Le ministre des Affaires étrangères, Jean-Noël Barrot, a confirmé avoir saisi la justice française concernant les mauvais traitements subis par les membres français de la Flottille pour Gaza lors de leur détention en Israël. "J’ai décidé hier de saisir la procureure de la République, conformément à l’article 40 du code de procédure pénale", a-t-il déclaré sur France Inter.
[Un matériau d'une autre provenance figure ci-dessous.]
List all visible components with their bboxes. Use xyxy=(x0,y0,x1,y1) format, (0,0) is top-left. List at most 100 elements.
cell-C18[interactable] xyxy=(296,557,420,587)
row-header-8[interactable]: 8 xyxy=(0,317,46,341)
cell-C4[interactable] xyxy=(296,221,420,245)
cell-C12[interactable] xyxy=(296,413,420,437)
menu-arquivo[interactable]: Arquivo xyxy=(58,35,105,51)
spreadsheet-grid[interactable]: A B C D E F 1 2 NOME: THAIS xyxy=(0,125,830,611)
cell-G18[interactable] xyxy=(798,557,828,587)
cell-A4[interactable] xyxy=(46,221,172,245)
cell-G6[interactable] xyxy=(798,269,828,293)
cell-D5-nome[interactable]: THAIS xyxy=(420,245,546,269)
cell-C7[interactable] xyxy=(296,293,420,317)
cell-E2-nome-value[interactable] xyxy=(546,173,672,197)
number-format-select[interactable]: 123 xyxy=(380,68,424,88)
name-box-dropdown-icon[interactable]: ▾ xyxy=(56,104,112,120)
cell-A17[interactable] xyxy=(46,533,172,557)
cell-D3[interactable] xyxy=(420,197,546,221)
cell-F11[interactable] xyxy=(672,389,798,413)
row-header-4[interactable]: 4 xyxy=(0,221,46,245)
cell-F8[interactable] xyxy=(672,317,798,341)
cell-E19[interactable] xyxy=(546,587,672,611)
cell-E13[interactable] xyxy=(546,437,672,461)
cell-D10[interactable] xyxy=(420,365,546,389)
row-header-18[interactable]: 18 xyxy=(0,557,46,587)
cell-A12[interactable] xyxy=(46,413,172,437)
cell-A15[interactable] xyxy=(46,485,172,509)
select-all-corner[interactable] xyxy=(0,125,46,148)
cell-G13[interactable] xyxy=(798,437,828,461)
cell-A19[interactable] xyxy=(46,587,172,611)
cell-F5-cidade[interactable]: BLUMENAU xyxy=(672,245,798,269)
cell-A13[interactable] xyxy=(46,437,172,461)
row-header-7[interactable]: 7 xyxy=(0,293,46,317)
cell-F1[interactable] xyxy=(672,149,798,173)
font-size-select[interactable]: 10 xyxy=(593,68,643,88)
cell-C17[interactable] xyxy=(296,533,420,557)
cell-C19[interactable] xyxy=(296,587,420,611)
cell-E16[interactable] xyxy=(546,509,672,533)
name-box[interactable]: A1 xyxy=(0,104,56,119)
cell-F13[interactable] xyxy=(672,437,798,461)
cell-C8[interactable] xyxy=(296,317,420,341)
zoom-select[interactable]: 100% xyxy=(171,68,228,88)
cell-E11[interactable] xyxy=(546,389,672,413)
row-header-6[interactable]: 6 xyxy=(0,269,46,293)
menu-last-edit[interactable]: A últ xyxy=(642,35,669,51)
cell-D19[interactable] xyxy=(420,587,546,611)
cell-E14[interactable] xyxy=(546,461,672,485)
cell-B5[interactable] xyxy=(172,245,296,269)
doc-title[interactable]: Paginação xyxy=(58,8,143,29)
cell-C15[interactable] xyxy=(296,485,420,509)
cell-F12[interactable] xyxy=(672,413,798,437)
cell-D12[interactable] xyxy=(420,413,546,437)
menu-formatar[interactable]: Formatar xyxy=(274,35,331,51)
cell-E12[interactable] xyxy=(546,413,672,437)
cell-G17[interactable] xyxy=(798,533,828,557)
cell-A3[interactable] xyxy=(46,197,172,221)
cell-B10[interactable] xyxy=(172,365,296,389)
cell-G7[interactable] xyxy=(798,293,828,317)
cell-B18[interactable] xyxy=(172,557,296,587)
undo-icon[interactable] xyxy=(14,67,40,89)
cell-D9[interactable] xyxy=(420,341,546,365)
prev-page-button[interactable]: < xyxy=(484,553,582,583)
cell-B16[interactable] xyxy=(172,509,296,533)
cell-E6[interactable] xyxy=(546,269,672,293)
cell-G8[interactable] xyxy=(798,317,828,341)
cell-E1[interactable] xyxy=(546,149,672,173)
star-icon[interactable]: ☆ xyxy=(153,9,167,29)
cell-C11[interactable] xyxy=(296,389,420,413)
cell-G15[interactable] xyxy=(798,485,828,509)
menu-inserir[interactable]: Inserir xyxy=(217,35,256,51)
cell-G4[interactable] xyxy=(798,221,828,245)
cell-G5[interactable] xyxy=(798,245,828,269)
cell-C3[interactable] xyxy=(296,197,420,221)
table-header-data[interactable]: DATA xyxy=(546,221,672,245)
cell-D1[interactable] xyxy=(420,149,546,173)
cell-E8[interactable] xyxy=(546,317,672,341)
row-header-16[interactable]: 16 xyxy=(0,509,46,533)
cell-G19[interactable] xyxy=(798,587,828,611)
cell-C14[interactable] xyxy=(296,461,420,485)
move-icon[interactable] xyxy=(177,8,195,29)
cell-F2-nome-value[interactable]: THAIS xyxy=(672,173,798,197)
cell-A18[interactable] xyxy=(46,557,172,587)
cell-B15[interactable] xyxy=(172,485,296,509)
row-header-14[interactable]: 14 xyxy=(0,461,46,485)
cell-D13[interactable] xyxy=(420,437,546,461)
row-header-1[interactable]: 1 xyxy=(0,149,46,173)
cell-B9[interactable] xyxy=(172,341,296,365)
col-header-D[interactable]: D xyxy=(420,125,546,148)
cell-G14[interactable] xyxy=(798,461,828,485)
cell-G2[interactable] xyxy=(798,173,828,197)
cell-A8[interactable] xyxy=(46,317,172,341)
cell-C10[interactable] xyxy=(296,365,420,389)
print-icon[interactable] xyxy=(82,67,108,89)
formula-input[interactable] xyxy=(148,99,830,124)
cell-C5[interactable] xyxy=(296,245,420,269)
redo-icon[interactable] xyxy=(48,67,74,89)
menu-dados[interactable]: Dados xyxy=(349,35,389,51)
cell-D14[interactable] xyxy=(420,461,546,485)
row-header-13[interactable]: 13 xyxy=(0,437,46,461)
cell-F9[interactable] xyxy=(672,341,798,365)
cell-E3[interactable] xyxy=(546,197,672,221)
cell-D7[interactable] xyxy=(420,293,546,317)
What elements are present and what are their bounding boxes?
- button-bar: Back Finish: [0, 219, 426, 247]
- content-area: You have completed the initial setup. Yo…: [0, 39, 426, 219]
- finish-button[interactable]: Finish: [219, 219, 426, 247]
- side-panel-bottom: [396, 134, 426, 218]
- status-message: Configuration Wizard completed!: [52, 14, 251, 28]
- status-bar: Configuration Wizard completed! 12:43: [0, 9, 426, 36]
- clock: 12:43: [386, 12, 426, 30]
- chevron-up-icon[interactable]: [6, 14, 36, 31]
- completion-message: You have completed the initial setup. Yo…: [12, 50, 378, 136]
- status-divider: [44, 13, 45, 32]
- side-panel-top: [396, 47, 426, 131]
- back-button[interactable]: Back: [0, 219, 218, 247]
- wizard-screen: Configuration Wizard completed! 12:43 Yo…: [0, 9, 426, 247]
Il a mentionné avoir basé son signalement sur un rapport de notre consul général en Turquie, détaillant des violences sexuelles, des coups, des humiliations répétées, ainsi que des conditions inhumaines telles qu'une exposition au froid. Il a estimé que ces faits pourraient avoir des implications pénales.
Lors d’une ultime annonce, Jean-Noël Barrot avait précédemment proclamé que la France avait interdit l’accès à son territoire au ministre israélien de la Sécurité nationale, Itamar Ben Gvir, suite à la diffusion d’une vidéo où l’on voit des militants de la Flottille pour Gaza à genoux, mains liées, après leur interception en mer.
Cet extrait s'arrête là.